Quickstart
Here, we provide the path of least resistance (the command-line interface)
to training a PRESCIENT model and running perturbational analyses. To install PRESCIENT refer to
the homepage.
Create PRESCIENT torch object
First, we recommend looking at how to prepare inputs for PRESCIENT
and bring your scRNA-seq to an acceptable format for PRESCIENT. For estimating growth weights, please refer to the notebooks tab.
Run the following to estimate growth rates and create a PRESCIENT training pyTorch object:
prescient process_data -d /path/to/your_data.csv -o /path/for/output/ -m /path/to/metadata.csv --tp_col "timepoint colname" --celltype_col "annotation colname" --growth_path /path/to/growth_weights.pt
Train PRESCIENT model
To train a PRESCIENT model, it is beneficial to use GPU acceleration with CUDA support. PRESCIENT models can be trained on CPUs but will take longer to train.
For a demo on runining PRESCIENT with free GPU cloud resources on Google Colab, please refer to the notebooks tab.
Next, train a basic PRESCIENT model with default parameters with the following command and the data.pt
file from the process_data
command:
prescient train_model -i /path/to/data.pt --out_dir /experiments/ --weight_name 'kegg-growth'
For more options to control model architecture and hyperparameters,
please refer to CLI documentation.
Now, with a trained PRESCIENT model and the original PRESCIENT data object, you can simulate trajectories of cells with arbitrary intializations.
To do so, run the simulate command line functions.
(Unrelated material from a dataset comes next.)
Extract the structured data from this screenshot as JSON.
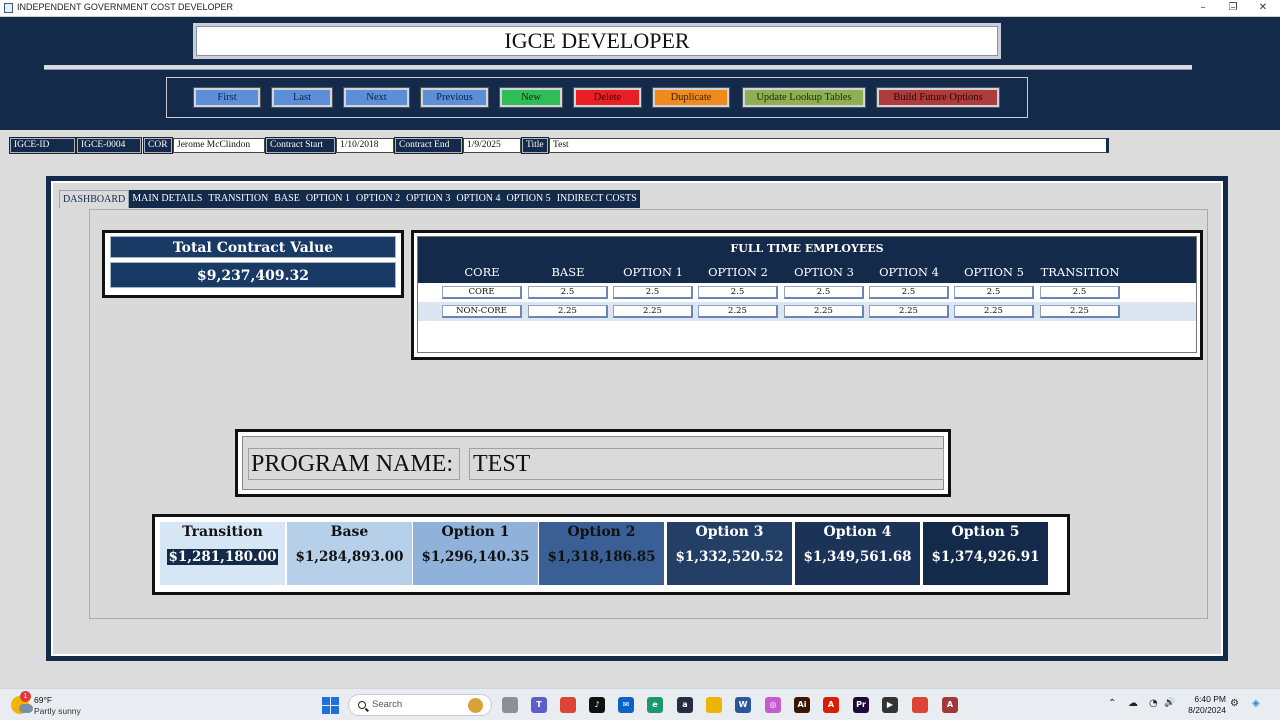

In the following example, the function will randomly sample 50 cells at
the first provided timepoint and simulate forward to the final timepoint:
prescient simulate_trajectories -i /path/to/data.pt --model_path /path/to/trained/model_directory -o /path/to/output_dir --seed 2
This will produce a PRESCIENT simulation object containing the following:
- "sims": generated cells of simulated trajectory
For more control over choosing cells, number of steps, etc. please refer to CLI documentation.
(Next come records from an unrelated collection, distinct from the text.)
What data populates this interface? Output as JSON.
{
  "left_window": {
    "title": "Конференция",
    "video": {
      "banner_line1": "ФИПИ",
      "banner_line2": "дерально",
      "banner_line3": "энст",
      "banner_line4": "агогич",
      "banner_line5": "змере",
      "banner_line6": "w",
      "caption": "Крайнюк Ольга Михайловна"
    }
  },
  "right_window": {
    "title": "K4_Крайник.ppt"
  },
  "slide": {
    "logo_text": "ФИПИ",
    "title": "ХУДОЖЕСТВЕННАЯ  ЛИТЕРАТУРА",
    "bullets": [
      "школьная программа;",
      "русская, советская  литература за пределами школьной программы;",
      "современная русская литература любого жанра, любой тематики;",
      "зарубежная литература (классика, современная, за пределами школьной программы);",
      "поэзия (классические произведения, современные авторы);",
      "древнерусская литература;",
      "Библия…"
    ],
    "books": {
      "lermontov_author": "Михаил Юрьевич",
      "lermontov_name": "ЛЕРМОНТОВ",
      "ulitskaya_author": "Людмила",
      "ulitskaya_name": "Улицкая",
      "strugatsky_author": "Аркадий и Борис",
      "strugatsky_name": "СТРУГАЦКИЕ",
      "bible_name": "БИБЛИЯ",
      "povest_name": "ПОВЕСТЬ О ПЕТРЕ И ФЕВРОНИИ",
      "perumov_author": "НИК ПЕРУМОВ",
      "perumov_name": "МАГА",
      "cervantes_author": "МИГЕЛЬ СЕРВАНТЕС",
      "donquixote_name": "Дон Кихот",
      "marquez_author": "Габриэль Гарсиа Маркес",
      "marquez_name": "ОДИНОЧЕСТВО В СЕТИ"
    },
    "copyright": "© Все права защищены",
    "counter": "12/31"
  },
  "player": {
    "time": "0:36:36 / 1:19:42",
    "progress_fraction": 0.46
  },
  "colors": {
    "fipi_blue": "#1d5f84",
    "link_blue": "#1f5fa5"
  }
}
One of the advantages of training a PRESCIENT model is the ability to simulate the trajectory of out-of-sample
or perturbed initial cells. To do this, individual or sets of genes are perturbed by setting the value(s) to a z-score in scaled
expression space. The following function induces perturbations and generates simulated trajectories of both unperturbed and perturbed cells
for comparison.
In the following example GENE1, GENE2, and GENE3 are perturbed in 10 random samples of 200 cells with a z-score of 5 and simulated forward to the final timepoint with a trained PRESCIENT model:
prescient perturbation_analysis -i /path/to/data.pt -p 'GENE1,GENE2,GENE3' -z 5 --model_path /path/to/trained/model_directory --seed 2 -o /path/to/output_dir
This will produce a PRESCIENT simulation object containing the following:
- "perturbed_genes": list of genes perturbed
- "unperturbed_sim": PC coordinates of unperturbed simulated trajectory
- "perturbed_sim": PC coordinates of perturbed simulated trajectory
For more control over choosing cells, number of steps, etc. please refer to CLI documentation.